UA:Aquatic Races
This material is published under the OGL 1.0a. |
Aquatic Races
Beneath the surface of the ocean lies an exotic and a alien world, complete with canyons, mountains, volcanoes, and forests. Inky depths conceal sunken cities, sleeping deities, and titanic monsters. For residents of the aquatic realm, the sunny world of the air is as mysterious and unknown as the black depths of the sea.
Players wanting their characters to be ocean dwellers can use these variants. Or, their characters might encounter these races while journeying beneath the sea.
The following cultural attributes are common to most aquatic races.
Personality: An aquatic race usually shares the temperament and interests of the standard race, but its members tend to be more serene than their landborn cousins.
Physical Description: A water creature is taller and thinner than a standard member of her race. Her feet and hands are webbed to facilitate swimming. (Aquatic elves even have fins along their limbs that serve the same purpose.) A water creature’s skin ranges from pale green to dark blue. Her hair usually matches her skin color but may be one or two shades darker.
Water dwellers wear very little clothing, and what they do wear tends to cling tightly to their bodies. Some favor jewelry made of coral and other undersea treasures.
Relations: The attitudes of water creatures tend to be very similar to those of their landborn cousins. Members of aquatic races generally treat landborn creatures with guarded pleasantness on the rare occasions when they meet.
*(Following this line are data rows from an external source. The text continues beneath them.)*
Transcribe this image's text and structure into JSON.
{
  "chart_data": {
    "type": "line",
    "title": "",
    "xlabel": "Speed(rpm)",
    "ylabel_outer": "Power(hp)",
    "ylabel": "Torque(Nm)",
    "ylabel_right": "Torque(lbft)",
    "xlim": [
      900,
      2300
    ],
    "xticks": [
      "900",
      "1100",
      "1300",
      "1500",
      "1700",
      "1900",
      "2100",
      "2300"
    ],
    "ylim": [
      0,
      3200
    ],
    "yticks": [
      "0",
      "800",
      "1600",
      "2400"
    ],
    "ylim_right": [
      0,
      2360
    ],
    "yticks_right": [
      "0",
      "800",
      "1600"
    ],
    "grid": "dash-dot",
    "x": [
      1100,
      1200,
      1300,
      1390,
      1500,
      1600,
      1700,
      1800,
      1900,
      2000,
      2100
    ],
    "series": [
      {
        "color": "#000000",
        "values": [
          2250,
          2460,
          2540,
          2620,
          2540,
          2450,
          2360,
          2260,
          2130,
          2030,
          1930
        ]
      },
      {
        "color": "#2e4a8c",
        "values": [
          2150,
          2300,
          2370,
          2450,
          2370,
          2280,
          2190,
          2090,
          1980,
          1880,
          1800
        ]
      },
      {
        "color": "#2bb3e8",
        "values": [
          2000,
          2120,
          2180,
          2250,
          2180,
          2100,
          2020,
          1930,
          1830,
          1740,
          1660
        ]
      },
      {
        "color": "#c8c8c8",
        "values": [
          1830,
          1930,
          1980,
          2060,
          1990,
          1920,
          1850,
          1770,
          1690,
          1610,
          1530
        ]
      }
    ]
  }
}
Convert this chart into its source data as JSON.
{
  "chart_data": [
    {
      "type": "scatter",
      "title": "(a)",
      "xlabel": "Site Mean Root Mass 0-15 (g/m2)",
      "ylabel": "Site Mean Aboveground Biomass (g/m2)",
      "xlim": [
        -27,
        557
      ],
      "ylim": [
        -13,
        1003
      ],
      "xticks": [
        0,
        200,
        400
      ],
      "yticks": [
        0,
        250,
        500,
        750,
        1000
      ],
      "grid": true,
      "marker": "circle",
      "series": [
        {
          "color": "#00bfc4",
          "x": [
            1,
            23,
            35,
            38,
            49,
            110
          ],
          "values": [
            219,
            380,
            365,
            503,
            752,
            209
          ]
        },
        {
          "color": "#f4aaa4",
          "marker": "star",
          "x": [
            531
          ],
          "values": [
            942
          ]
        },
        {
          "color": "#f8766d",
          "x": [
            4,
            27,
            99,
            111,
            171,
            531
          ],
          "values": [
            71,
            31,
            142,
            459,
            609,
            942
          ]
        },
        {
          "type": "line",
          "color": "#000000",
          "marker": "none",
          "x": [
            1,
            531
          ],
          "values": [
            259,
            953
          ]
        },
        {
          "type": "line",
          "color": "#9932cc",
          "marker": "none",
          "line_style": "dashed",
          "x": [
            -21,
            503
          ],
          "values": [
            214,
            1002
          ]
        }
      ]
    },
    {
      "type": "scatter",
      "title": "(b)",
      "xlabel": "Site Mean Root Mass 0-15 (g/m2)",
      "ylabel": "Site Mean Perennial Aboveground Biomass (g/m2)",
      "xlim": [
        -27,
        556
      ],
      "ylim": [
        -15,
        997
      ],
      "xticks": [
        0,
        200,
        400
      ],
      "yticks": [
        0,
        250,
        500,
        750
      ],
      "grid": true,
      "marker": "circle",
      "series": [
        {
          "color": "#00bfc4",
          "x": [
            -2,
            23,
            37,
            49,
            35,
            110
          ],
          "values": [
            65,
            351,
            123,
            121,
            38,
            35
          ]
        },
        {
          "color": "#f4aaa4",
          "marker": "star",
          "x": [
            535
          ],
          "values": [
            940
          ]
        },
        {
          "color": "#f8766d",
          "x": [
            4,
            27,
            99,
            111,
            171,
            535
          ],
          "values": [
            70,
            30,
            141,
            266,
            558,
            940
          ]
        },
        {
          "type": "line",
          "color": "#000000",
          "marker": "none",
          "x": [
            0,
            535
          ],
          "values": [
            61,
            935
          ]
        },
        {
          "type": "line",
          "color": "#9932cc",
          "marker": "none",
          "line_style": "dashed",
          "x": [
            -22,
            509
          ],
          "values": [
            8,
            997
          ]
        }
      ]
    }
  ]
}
Alignment: Having avoided most of the political, economic, and military turmoil of the surface world, water creatures tend to take a much more placid view of life than their landborn cousins do. Members of an aquatic race favor neutrality in at least one aspect of alignment, if not both.
Lands: The civilizations of water dwellers often mirror those of their standard races, though water folk favor more loosely organized governments and more open societies. Water creatures generally have plenty of space available for building, so they rarely structure their habitats as densely populated cities. Instead, undersea races prefer to maintain loosely defined territories in which families and individuals can carve out their own niches.
Religion: Water creatures usually pay homage to at least one deity related to oceans, storms, or nature. Otherwise, their worshiping habits are similar to those of their standard races.
Language: Water creatures speak any languages spoken by members of their standard race. Many also learn Aquan to facilitate communication with other underwater creatures.
Adventurers: While there are plenty of adventures to be found beneath the waves, water creatures occasionally venture onto land to fulfill some important goal. Some are lured by the alien ways of the surface people, others feel a wanderlust that can be tamed only by walking the earth.
General Aquatic Racial Traits
All aquatic races have the following racial traits.
- Aquatic: An aquatic race gains the aquatic subtype. An aquatic creature can breathe underwater. It cannot also breathe air unless it also has the amphibious special quality. An aquatic creature can hold its breath outside the water for 2 rounds per point of Constitution. After that, it begins to suffocate.
- Swim speed: An aquatic creature always has a swim speed. It can move through water at its swim speed without making Swim checks. It has a +8 racial bonus on any Swim check to perform some action or avoid a hazard. It can always choose to take 10 on a Swim check, even if distracted or endangered. It can use the run action while swimming, provided it swims in a straight line.
- Bonus Language: Aquan. Aquatic races are familiar with the language of water-based creatures.
Aquatic Race Level Adjustments
None of the aquatic races have level adjustments when your entire campaign is set underwater and all the PCs have the aquatic subtype, or when playing a nonaquatic campaign. The advantages gained by an aquatic character when in an aquatic environment even out with those of other aquatic characters, and their disadvantages in nonaquatic environments make up for any advantages they might enjoy.
However, when a mix of aquatic and nonaquatic characters occurs in an aquatic or ship-based campaign, aquatic characters enjoy a distinct advantage over their land-based cousins. In this case, consider applying a +1 level adjustment for all aquatic races, due to their swim speed, improved low-light vision or darkvision, and other special abilities.